Comédie dramatique de de Jean-Claude Brisville, mise en scène de Diane Delmont, avec Piere Hentz et Yvon Lambert.
Célèbre pièce créée il y a une vingtaine d'années par Claude Rich et Claude Brasseur, adaptée sans grâce au cinéma, "Le souper" de Jean-Claude Brisville continue sa carrière, en tournée, dans cette nouvelle et brillante version.
Eté 1815. L'Etranger est dans Paris. Le peuple gronde. Le pouvoir est à ramasser. La France traverse une de ces crises qui forment sa légende.
En ce soir d'orage, le terrible Fouché, chef de la Police rencontre l'Habileté faite homme, Monseigneur de Talleyrand-Périgord, ministre du Roi et de l'Empereur, qui l'invite à souper.
A ces dîners, il faut une grande cuillère. L'esprit ne manque pas. La chère est excellente (Carême a officié) Après les politesses à faire, c'est le partenaire d'en face qu'il va falloir découper, pour en découvrir la farce. Juteux échanges. Rince-doigts pour la curée.
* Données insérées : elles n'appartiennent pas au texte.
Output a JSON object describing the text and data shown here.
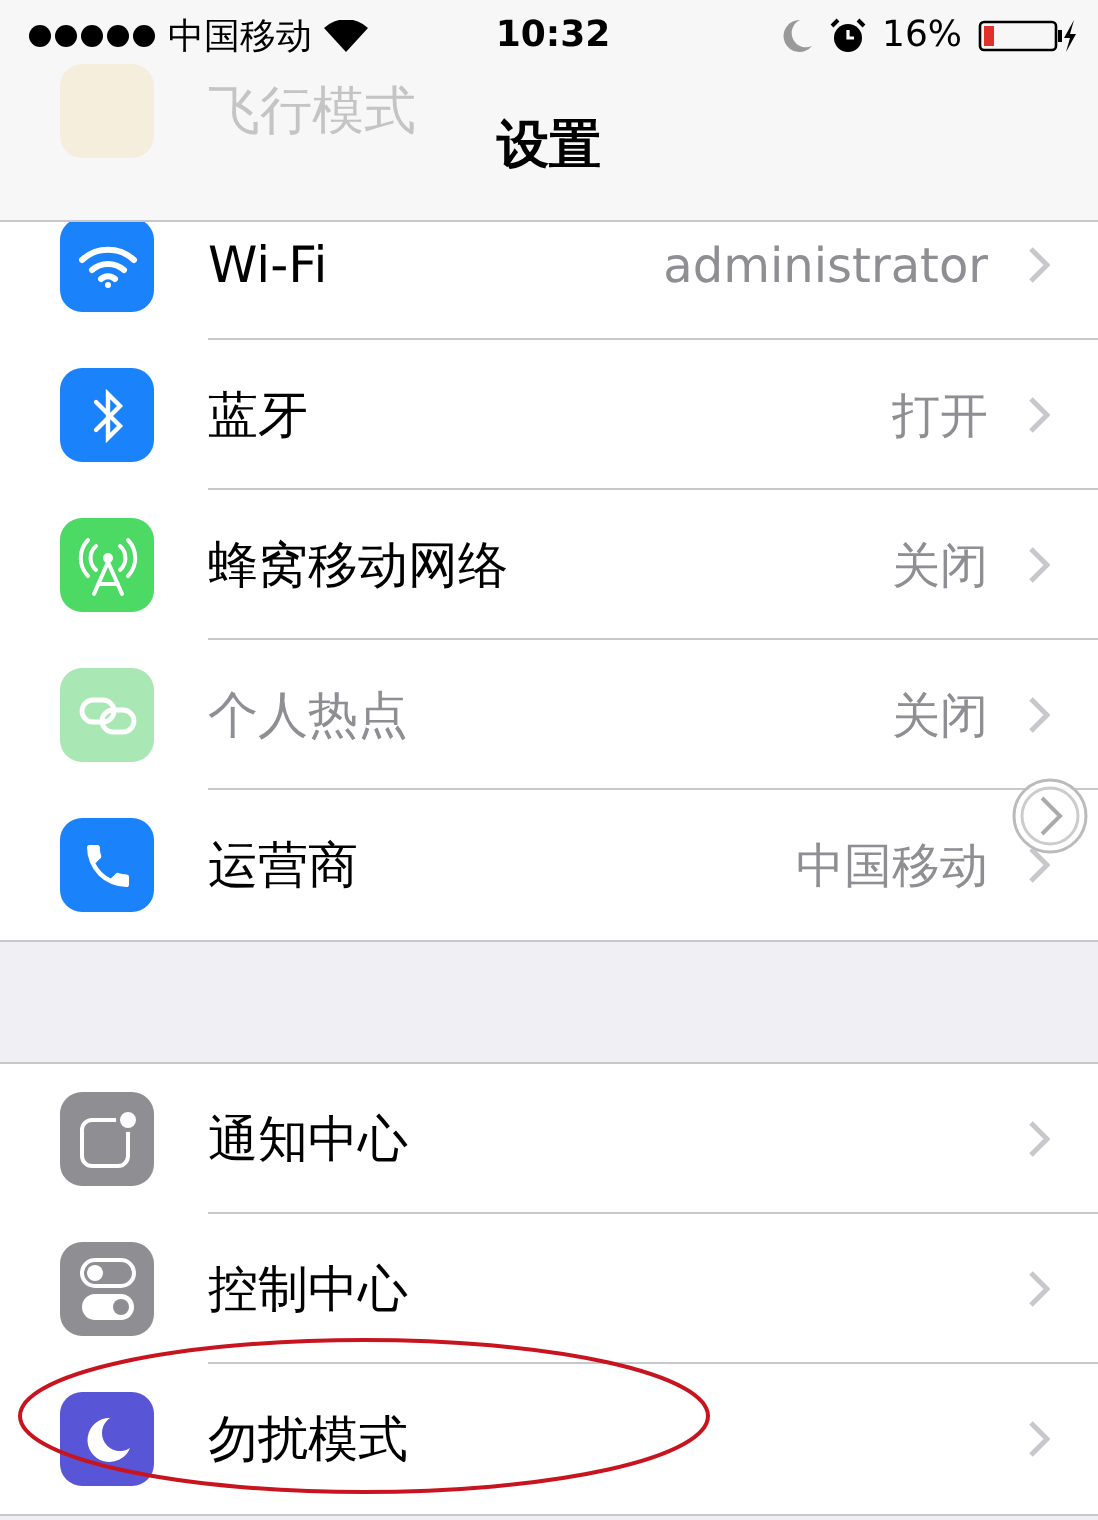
{
  "status_bar": {
    "carrier": "中国移动",
    "time": "10:32",
    "battery": "16%"
  },
  "nav": {
    "title": "设置",
    "ghost_label": "飞行模式"
  },
  "groups": [
    {
      "rows": [
        {
          "kind": "wifi",
          "color": "#1a82fb",
          "label": "Wi-Fi",
          "value": "administrator",
          "disabled": false
        },
        {
          "kind": "bluetooth",
          "color": "#1a82fb",
          "label": "蓝牙",
          "value": "打开",
          "disabled": false
        },
        {
          "kind": "cellular",
          "color": "#4cd964",
          "label": "蜂窝移动网络",
          "value": "关闭",
          "disabled": false
        },
        {
          "kind": "hotspot",
          "color": "#a9e8b4",
          "label": "个人热点",
          "value": "关闭",
          "disabled": true
        },
        {
          "kind": "phone",
          "color": "#1a82fb",
          "label": "运营商",
          "value": "中国移动",
          "disabled": false
        }
      ]
    },
    {
      "rows": [
        {
          "kind": "notification",
          "color": "#8e8e93",
          "label": "通知中心",
          "disabled": false
        },
        {
          "kind": "control",
          "color": "#8e8e93",
          "label": "控制中心",
          "disabled": false
        },
        {
          "kind": "moon",
          "color": "#5856d6",
          "label": "勿扰模式",
          "disabled": false
        }
      ]
    }
  ],
  "annotation": {
    "kind": "ellipse"
  }
}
Le Tiers-Etat, que la guillotine n'a pas totalement émancipé, a fort à faire face à une Noblesse qui sait aussi bien mourir que vivre.
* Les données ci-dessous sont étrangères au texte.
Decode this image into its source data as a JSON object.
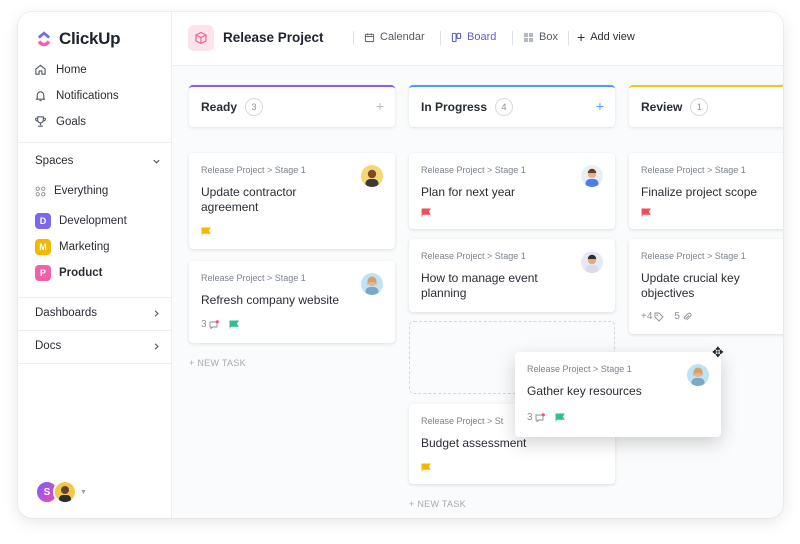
{
  "app": {
    "name": "ClickUp"
  },
  "sidebar": {
    "nav": [
      {
        "label": "Home",
        "icon": "home-icon"
      },
      {
        "label": "Notifications",
        "icon": "bell-icon"
      },
      {
        "label": "Goals",
        "icon": "trophy-icon"
      }
    ],
    "spaces_title": "Spaces",
    "everything": "Everything",
    "spaces": [
      {
        "letter": "D",
        "label": "Development",
        "color": "#7b68ee"
      },
      {
        "letter": "M",
        "label": "Marketing",
        "color": "#f5b800"
      },
      {
        "letter": "P",
        "label": "Product",
        "color": "#f061a8"
      }
    ],
    "dashboards": "Dashboards",
    "docs": "Docs",
    "user_initial": "S"
  },
  "header": {
    "project_title": "Release Project",
    "views": {
      "calendar": "Calendar",
      "board": "Board",
      "box": "Box",
      "add": "Add view"
    }
  },
  "board": {
    "columns": [
      {
        "title": "Ready",
        "count": "3",
        "color": "#8b5cf6"
      },
      {
        "title": "In Progress",
        "count": "4",
        "color": "#4c9aff"
      },
      {
        "title": "Review",
        "count": "1",
        "color": "#f5c518"
      }
    ],
    "path": "Release Project > Stage 1",
    "path_truncated": "Release Project > St",
    "new_task": "+ NEW TASK",
    "cards": {
      "c1": {
        "title": "Update contractor agreement"
      },
      "c2": {
        "title": "Refresh company website",
        "comments": "3"
      },
      "c3": {
        "title": "Plan for next year"
      },
      "c4": {
        "title": "How to manage event planning"
      },
      "c5": {
        "title": "Budget assessment"
      },
      "c6": {
        "title": "Finalize project scope"
      },
      "c7": {
        "title": "Update crucial key objectives",
        "tags": "+4",
        "attachments": "5"
      },
      "c8": {
        "title": "Gather key resources",
        "comments": "3"
      }
    }
  }
}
Pour ce fauve échange entre ces deux monstres que seule une vieille civilisation peut enfanter, il fallait deux comédiens hors-normes et ils existent, sous la redingote et le jabot, incarnés, sifflants, redoutables, caustiques et léonins.
Pierre Hentz, sensible et terrible, enfant aguerri devenu chef du Renseignement, décacheteur des lettres de délation, s'empare de Fouché avec férocité, en arrache la chemise, la peau et les viscères et l'on observe le coeur d'un ministre de l'Intérieur empoisonné d'ambition et de désir de vengeance. Vision...intemporelle. Belle prestation, en tout cas, sans filet et sans effet rassurant: la bête est sous la lampe d'une salle de dissection.
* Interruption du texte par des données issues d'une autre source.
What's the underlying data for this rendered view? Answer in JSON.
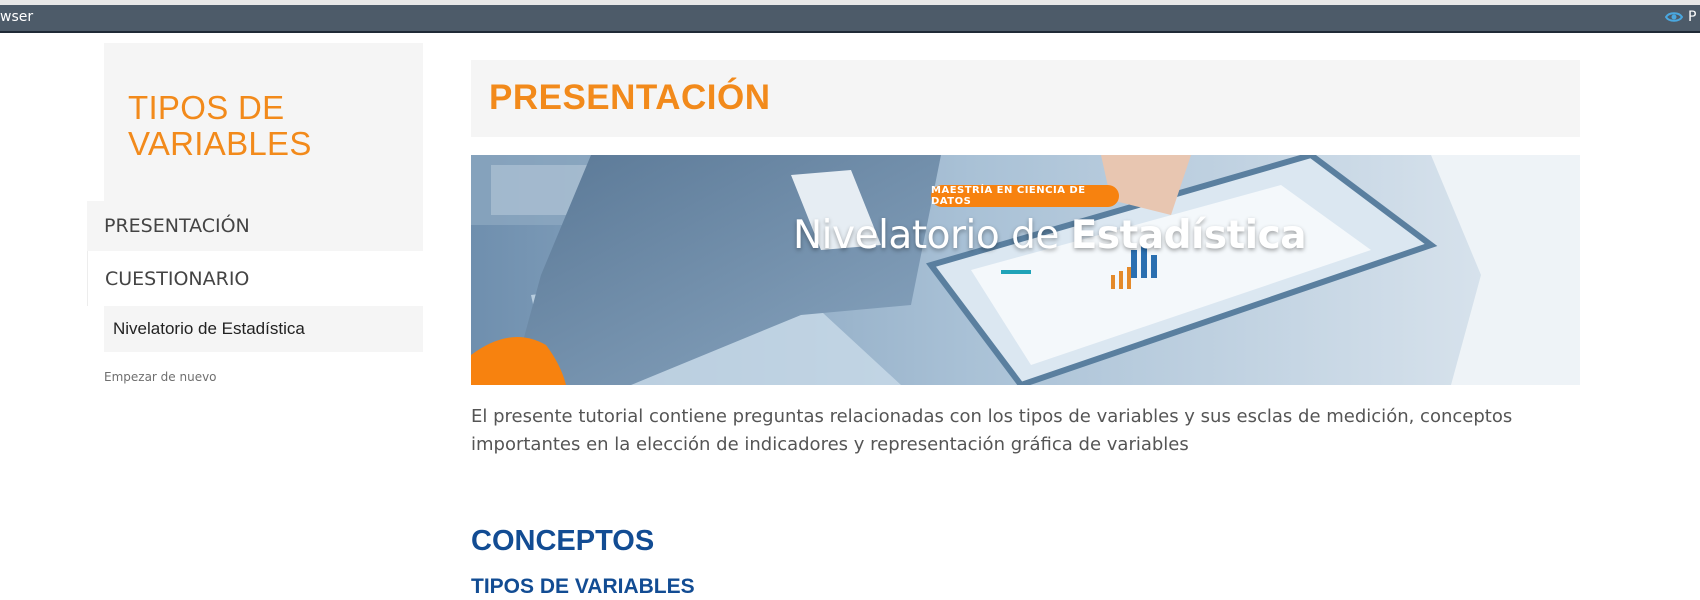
{
  "topbar": {
    "left_text": "wser",
    "right_text": "P",
    "right_icon": "eye-icon"
  },
  "sidebar": {
    "title": "TIPOS DE VARIABLES",
    "items": [
      {
        "label": "PRESENTACIÓN"
      },
      {
        "label": "CUESTIONARIO"
      }
    ],
    "sub_item": "Nivelatorio de Estadística",
    "restart_label": "Empezar de nuevo"
  },
  "main": {
    "title": "PRESENTACIÓN",
    "banner": {
      "badge": "MAESTRÍA EN CIENCIA DE DATOS",
      "title_regular": "Nivelatorio de ",
      "title_bold": "Estadística"
    },
    "intro": "El presente tutorial contiene preguntas relacionadas con los tipos de variables y sus esclas de medición, conceptos importantes en la elección de indicadores y representación gráfica de variables",
    "section_heading": "CONCEPTOS",
    "subsection_heading": "TIPOS DE VARIABLES"
  },
  "colors": {
    "accent_orange": "#f28a1b",
    "heading_blue": "#124c93",
    "topbar": "#4d5b69"
  }
}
Face à lui, Yvan Lambert, immense comédien, est Talleyrand, jusqu'à l'inquiétude, maintien de cobra, intelligence luciférienne, amour fanatique de la France et du Néant, car seule la France est visible, donc aimable. Sa dimension religieuse - il ne sert, comme l'Eglise, rien, ni personne, si ce n'est lui-même, lorsque la France a le bon goût de s'identifier à lui - Lambert la lui rend pourtant, avec une subtilité et une connaissance du personnage rares.
Spectacle jubilatoire et de haute volée, mis en scène avec justesse et élégance par Diane Delmont, ce "Souper" rencontre un triomphe partout où il passe, rendant aux Français leur histoire, leur goût du mot d'esprit et le souvenir de serviteurs redoutables mais fervents à leur patrie.